Enquanto a sociedade estiver mais preocupada em estimular o crescimento do individualismo, segundo o mote “cada um por si”, distanciando-se da reflexão sobre o universo coletivo, das responsabilidades de cada um, da necessidade do existir juntos, do respeito as diferenças particulares, maiores serão os índices de violência entre os gêneros, bem como outros tipos de violência, e maior será ainda o abismo entre a civilidade e a animalidade pura e simples.
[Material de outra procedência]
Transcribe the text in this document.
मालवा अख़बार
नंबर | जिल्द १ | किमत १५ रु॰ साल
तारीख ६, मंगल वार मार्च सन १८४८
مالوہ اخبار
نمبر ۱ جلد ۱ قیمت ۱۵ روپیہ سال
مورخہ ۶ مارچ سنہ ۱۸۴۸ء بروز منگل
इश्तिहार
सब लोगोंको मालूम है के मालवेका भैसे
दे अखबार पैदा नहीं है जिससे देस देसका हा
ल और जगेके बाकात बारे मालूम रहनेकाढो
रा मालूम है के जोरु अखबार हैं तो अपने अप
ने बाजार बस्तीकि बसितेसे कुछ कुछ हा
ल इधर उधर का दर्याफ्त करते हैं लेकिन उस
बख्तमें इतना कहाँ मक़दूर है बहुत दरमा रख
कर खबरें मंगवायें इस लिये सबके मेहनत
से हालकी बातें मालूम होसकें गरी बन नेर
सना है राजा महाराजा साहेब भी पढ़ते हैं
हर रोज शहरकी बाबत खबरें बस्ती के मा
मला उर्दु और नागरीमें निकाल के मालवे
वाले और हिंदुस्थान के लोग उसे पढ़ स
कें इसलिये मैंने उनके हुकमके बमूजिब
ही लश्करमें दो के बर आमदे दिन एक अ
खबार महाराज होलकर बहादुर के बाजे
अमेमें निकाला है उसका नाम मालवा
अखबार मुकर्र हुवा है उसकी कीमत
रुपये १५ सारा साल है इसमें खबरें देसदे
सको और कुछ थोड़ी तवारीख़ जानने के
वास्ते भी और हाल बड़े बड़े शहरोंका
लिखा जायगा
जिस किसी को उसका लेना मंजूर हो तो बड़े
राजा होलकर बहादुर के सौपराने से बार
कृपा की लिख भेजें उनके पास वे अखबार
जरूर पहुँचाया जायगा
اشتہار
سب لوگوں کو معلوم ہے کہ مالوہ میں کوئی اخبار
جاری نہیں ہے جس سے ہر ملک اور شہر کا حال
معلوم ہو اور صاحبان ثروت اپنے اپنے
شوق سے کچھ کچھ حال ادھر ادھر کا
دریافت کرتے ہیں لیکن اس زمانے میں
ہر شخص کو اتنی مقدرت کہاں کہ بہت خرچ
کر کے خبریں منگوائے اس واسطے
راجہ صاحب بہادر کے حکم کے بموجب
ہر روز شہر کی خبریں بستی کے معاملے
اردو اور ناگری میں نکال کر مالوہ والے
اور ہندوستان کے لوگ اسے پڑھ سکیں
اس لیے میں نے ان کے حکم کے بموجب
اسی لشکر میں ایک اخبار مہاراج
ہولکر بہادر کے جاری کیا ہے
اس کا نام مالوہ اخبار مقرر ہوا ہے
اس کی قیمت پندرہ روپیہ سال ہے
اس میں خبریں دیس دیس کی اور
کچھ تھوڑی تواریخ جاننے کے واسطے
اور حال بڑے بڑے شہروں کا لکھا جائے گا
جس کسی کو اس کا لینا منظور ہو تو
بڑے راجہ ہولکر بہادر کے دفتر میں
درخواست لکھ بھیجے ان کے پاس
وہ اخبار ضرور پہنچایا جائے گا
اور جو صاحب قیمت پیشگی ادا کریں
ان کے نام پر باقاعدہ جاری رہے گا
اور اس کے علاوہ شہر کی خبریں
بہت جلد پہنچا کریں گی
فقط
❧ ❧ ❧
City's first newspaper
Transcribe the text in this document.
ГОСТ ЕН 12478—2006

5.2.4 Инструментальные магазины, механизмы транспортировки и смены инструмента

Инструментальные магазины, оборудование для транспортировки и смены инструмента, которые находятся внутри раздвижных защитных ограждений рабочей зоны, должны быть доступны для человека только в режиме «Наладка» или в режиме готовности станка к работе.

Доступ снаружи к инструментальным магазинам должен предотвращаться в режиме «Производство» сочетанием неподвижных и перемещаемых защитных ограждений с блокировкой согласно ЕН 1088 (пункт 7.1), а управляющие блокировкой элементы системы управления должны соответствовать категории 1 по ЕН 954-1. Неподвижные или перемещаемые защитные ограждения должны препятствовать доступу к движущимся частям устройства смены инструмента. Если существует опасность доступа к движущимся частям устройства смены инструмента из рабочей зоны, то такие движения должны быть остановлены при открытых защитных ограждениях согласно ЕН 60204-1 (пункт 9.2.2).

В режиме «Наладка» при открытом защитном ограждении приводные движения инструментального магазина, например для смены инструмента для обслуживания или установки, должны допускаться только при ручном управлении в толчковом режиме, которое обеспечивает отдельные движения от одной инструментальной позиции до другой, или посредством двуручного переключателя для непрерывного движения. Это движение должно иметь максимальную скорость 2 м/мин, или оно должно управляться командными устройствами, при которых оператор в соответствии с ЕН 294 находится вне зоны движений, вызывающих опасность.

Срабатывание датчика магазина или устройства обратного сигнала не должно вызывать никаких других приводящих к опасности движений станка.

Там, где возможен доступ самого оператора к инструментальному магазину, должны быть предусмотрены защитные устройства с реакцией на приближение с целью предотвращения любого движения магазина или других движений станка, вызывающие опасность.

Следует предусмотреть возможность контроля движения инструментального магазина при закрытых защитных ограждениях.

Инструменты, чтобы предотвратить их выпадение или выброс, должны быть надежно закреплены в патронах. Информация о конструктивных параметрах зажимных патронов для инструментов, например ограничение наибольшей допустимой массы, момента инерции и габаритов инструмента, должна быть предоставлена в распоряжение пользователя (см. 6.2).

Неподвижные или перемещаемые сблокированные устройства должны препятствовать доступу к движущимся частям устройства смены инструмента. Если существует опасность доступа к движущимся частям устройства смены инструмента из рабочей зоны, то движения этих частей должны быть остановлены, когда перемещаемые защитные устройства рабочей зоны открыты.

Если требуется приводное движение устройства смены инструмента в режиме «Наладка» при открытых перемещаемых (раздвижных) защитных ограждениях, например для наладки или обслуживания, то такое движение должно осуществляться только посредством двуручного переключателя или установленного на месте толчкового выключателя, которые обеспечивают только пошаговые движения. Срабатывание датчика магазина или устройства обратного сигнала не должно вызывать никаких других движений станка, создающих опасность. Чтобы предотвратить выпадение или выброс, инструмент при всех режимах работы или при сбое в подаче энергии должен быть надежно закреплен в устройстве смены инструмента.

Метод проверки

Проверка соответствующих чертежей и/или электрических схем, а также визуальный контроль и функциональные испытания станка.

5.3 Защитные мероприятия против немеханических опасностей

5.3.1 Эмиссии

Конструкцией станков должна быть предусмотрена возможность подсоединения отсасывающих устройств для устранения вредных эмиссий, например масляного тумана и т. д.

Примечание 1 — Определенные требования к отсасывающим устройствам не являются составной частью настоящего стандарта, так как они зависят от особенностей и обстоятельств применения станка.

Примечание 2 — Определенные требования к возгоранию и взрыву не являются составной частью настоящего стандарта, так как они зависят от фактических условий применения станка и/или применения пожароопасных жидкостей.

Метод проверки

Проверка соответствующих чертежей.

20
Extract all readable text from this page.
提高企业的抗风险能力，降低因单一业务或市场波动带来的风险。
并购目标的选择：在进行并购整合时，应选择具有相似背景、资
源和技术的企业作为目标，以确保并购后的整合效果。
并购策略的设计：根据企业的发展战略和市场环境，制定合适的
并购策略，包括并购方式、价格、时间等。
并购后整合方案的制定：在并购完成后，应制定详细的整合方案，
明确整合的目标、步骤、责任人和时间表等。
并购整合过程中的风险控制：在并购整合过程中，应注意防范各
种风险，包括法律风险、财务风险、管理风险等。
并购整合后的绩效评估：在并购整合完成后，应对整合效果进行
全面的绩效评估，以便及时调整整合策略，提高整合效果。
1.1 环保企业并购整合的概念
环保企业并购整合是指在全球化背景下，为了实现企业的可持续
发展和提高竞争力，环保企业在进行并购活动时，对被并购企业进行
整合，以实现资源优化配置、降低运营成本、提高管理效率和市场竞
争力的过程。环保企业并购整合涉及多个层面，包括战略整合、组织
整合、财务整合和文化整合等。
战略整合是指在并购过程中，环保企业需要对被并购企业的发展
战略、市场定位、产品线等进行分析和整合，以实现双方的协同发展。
O Homem é um ser vivo que adestrou sua animalidade com a construção da cultura e das civilizações e depende uns dos outros tanto para ter sua existência reconhecida quanto para erguer as bases materiais e emocionais e científicas de tudo que somos hoje. 

 

Vamos discutir mais a relevância de cada um nesse universo de sentidos que construímos juntos e menos as relações de poder e hierarquia que tem destruído toda e qualquer iniciativa de humanização. Enfim, a ilusão da pós modernidade se dá quando partilhamos da mesma paranoia coletiva, na qual construímos realidades virtuais paralelas para representar os discursos de perfeição de um existir plenamente realizado e feliz. A realidade nossa de cada dia perpassa pela infelicidade, tristezas e frustrações o tempo todo e muito mais do que gostaríamos de reconhecer. A felicidade absoluta não é um lugar que se alcança para eternidade e sim são momentos conquistados no dia a dia de uma vida repleta de acontecimentos fatídicos, é um estado de espírito, não duradouro, e que nos promove marcantes instantes de prazer. 

 

Desse modo, relacionamentos são reais e possíveis desde que se tenha consciência que não é um lugar de perfeição e nem de projeções de frustrações (pelo menos não o tempo todo). É um lugar de busca de compartilhamentos e trocas positivas de vida, de sentimentos e sentidos, e também de muitos momentos de dor e de desilusão, nos quais aprendizados acontecem. Se não estiver fluindo desse modo, talvez seja a hora de avaliar e reavaliar se é apropriado continuar investindo em algo que te traz muito mais experiências negativas do que positivas, onde a troca, o compartilhamento, a parceria, deveriam ser as premissas. 

 

Enfim, deixo a inspiradora ideia de Baruch Spinoza sobre o amor e sobre os encontros alegres, trabalhadas por Gilles Deleuze em seu livro "Spinoza e o problema da expressão" (p.214, disponível em: <http://conexoesclinicas.com.br/wp-content/uploads/2015/12/DELEUZE-G.-Espinosa-e-o-Problema-da-Express%C3%A3o1.pdf>), como forma de colocarmos em debate o que desejamos para nós quando o assunto são as relações humanas. 

 

"(...) na existência, devemos conquistar aquilo que pertence à nossa essência. Justamente, só podemos formar noções comuns, mesmo as mais gerais, se encontrarmos um ponto de partida nas paixões alegres que aumentam primeiramente nossa potência de agir." 

 

Até o próximo convite à reflexão!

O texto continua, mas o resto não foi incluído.